Здесь, на краю Отчизны, на живописнейшем берегу, и местах, так непохожих на наши, нарымские, он чувствует себя превосходно, все для него тут полно таинственности, трепетности. Вот лишь дневная жара, духота мешают. Но близость широкой реки все же спасает. А ночами даже приходит прохлада, и можно забыться во сне.

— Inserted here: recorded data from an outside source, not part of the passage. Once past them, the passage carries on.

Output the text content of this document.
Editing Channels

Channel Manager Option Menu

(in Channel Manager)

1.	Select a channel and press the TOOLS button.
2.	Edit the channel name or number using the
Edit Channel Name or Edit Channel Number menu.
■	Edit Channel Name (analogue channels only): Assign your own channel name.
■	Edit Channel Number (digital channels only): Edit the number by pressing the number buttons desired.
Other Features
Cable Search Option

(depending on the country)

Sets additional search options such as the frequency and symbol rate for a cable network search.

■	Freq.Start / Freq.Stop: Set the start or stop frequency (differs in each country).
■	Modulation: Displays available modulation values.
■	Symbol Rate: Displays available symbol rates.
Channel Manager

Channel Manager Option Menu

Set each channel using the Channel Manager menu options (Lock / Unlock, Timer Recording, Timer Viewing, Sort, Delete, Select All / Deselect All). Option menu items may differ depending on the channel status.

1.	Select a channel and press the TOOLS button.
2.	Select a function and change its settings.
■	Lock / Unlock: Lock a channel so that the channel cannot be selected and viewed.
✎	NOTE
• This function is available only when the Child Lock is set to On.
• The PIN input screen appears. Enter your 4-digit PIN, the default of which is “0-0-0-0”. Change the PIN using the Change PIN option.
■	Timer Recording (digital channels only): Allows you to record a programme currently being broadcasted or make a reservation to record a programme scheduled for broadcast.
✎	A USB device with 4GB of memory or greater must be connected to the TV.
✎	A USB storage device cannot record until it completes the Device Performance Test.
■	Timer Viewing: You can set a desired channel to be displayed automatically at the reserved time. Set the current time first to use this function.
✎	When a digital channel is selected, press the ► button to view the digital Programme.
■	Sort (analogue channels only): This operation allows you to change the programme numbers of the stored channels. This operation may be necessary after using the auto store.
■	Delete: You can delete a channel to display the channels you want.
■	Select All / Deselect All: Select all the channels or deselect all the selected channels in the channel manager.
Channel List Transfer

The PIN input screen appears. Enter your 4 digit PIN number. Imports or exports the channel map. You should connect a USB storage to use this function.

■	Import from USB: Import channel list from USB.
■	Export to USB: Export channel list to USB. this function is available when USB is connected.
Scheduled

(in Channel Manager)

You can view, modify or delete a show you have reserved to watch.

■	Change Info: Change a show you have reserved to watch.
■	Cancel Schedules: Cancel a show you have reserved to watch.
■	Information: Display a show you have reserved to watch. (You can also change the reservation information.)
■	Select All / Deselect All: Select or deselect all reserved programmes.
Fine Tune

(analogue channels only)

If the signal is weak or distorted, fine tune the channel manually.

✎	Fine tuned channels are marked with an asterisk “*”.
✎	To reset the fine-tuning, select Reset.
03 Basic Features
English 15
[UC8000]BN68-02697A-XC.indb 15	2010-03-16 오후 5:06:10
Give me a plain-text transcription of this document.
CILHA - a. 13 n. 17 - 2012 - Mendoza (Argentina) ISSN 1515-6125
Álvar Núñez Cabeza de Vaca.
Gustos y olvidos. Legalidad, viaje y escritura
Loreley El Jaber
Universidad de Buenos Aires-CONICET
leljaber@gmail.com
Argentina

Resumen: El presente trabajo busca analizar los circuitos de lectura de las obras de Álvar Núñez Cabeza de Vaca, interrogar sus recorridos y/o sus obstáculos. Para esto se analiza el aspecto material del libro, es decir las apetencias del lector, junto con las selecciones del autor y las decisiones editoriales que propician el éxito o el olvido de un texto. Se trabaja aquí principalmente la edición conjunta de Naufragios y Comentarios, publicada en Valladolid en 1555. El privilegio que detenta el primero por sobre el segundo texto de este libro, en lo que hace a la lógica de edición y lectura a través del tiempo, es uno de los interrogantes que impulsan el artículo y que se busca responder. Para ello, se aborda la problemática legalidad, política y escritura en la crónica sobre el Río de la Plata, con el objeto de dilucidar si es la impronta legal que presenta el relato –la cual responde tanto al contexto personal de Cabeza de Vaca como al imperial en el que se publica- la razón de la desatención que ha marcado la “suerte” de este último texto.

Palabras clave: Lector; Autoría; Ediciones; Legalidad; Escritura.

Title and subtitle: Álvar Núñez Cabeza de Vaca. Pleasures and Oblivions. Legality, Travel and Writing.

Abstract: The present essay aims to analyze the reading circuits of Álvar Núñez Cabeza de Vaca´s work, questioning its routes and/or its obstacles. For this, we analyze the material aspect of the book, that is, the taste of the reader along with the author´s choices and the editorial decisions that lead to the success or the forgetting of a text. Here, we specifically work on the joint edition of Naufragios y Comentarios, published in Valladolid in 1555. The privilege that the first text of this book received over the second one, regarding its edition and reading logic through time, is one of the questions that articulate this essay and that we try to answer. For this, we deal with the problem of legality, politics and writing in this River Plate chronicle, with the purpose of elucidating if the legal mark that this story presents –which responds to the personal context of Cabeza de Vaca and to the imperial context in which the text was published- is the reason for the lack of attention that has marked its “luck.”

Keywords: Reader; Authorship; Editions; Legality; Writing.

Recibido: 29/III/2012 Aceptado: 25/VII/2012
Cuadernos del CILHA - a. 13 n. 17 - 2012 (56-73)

Однако, как бы ни был великолепен Амур, который и Чехова в свое время поверг в восторг небывалый, сколько бы ни открывалось здесь чудного, первозданного, — я знаю, что Владимир Григорьевич тайно уже вздыхает по обским ярам, полноводным протокам, озерам, поросшим густущей, как львиные гривы, осокой, тоскует по тымским лесам, по васюганским болотам, где он находился последние годы безвылазно. У него это вроде жажды или легкого голода: будто и сыт уже заморскими блюдами, и пьян от чужого вина, но хочется… какой-нибудь сельди с картошкой.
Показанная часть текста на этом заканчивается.